Your intentions are great, but you have to deal with your impacts, and you have to be accountable for that. People are dying. We don’t have time for every single police officer to maybe realize that their humanity is being sacrificed. Structural changes are things we can do now.
[In the meantime] raise your tolerance for discomfort: there’s nothing comfortable about what’s happening.” —Merle McGee, YWCA of the City of New York
This week I sat with about 65 people at Middle Collegiate Church to talk about race, privilege, policing, and politics. It was a mixed group: my coworkers, congregants, members of the public, artists. and actors.
They shared their concerns about the nation’s direction, about state violence and protesting people; they shared their stories and their hopes; and they imagined what it might take to order society differently.
And even in that group of people all holding in common a concern for a just society, these were difficult conversations to have.

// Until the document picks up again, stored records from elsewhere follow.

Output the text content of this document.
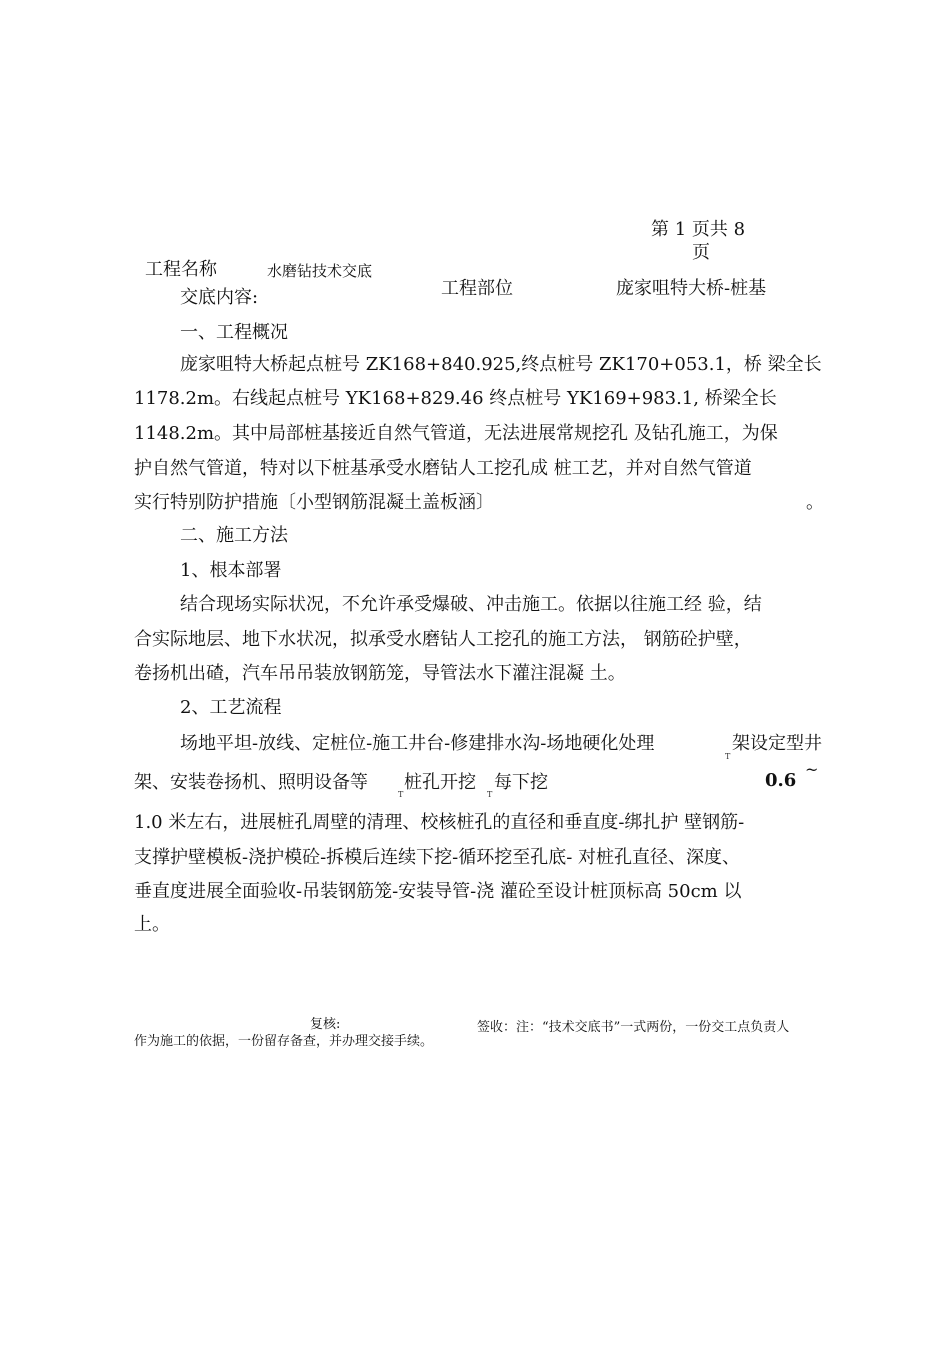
第 1 页共 8
页
工程名称	水磨钻技术交底
交底内容:	工程部位	庞家咀特大桥-桩基
一、工程概况
庞家咀特大桥起点桩号 ZK168+840.925,终点桩号 ZK170+053.1，桥 梁全长
1178.2m。右线起点桩号 YK168+829.46 终点桩号 YK169+983.1, 桥梁全长
1148.2m。其中局部桩基接近自然气管道，无法进展常规挖孔 及钻孔施工，为保
护自然气管道，特对以下桩基承受水磨钻人工挖孔成 桩工艺，并对自然气管道
实行特别防护措施〔小型钢筋混凝土盖板涵〕	。
二、施工方法
1、根本部署
结合现场实际状况，不允许承受爆破、冲击施工。依据以往施工经 验，结
合实际地层、地下水状况，拟承受水磨钻人工挖孔的施工方法， 钢筋砼护壁，
卷扬机出碴，汽车吊吊装放钢筋笼，导管法水下灌注混凝 土。
2、工艺流程
场地平坦-放线、定桩位-施工井台-修建排水沟-场地硬化处理
T
架设定型井
架、安装卷扬机、照明设备等
T
桩孔开挖
T
每下挖	0.6
~
1.0 米左右，进展桩孔周壁的清理、校核桩孔的直径和垂直度-绑扎护 壁钢筋-
支撑护壁模板-浇护模砼-拆模后连续下挖-循环挖至孔底- 对桩孔直径、深度、
垂直度进展全面验收-吊装钢筋笼-安装导管-浇 灌砼至设计桩顶标高 50cm 以
上。
复核:	签收：注：“技术交底书”一式两份，一份交工点负责人
作为施工的依据，一份留存备查，并办理交接手续。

A panelist shared his process of releasing the racism his job had trained into him. Another challenged the catharsis of focusing on the exceptional individual and leaving the system unchanged.
The statement I’m still mulling over is attributed to Mahatma Gandhi. At the heart of a society that doesn’t consume those in it is our mutual ability to perceive one another as we are: connected, related, one people.
If we can’t bake that basic awareness into our culture, every superficial and substantive change will be a band-aid. We’ll be tempted to snipe at our neighbors for not living or engaging the system in the same ways we do. We’ll wonder where “the youth” are, even if they’re entirely busy with direct action elsewhere.
It’s the fundamental belief that the so-called Other is also part of “me” and “mine” that frees us up to live like it.